Posted by John G, a resident of the Pleasanton Heights neighborhood, on Nov 18, 2009 at 7:24 pm
Dr. Anthony Morris, a distinguished virologist and former Chief Vaccine Office at the U.S. Federal Drug Administration:
“There is no evidence that any influenza vaccine thus far developed is effective in preventing or mitigating any attack of influenza” and that 'The producers of these vaccines know they are worthless, but they go on selling them anyway.'
- “I have never been impressed with its efficacy,” inventor of the “flu jab,” Dr. Graeme Laver
Posted by momoftwo, a member of the Amador Valley High School community, on Dec 2, 2009 at 10:11 am
The H1N1 vaccine is available at some local pediatrics offices. Call them to find out and get on the list. They will call you when they have it available. My two got the vaccine a few weeks ago, hopefully early enough to ward off a serious case, although they still are sick with colds/symptoms of other types anyway.

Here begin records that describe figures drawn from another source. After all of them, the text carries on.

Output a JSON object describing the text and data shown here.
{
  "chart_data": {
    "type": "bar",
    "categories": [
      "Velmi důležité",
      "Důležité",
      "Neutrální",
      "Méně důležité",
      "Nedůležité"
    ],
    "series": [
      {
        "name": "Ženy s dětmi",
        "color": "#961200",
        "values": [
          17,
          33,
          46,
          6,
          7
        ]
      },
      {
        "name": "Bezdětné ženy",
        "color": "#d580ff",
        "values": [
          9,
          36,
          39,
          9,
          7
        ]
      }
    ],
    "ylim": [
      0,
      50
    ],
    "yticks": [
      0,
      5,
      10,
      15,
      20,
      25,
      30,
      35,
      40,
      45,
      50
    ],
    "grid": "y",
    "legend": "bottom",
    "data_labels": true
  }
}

Posted by Janna, a resident of Dublin, on Dec 2, 2009 at 10:52 am
Not an extremist,
I'm not sure how you reached that conclusion based on what I wrote. I was pointing out Sue's apparent loathing that low income people would get the shot before she would. As though low-income people are some how better off or more privileged than she, which is laughable.
I believe that everyone, based on need, not whether you can afford it, should be the deciding factor on getting access to health care. No, it's not free and it can't be, but it also shouldn't depend on having a job, especially when there are none. People are getting screwed on both sides and they've got us in-fighting. People can't see how alike they actually are.
I'm in your boat and sinking fast. My husband and I have no insurance. My husband has been out of work for a year and a half, save a couple of jobs that ended in lay-offs. I have two young children and we are almost out of money after cashing out our 401k. I have no idea what we'll do next if he can't find a job in the next month and the probably of that happening isn't improving. Believe me, I understand trying to make ends meet. My husband would love to be working his butt off at a job right now, even one without insurance. We had no debt, except car loans before the job loss, now we are in debt with no relief in sight and the possibility of having to move for a third time since February. It's not pretty out there for a great many people. Some people around here need to pull their heads out and take a look and stop denying that.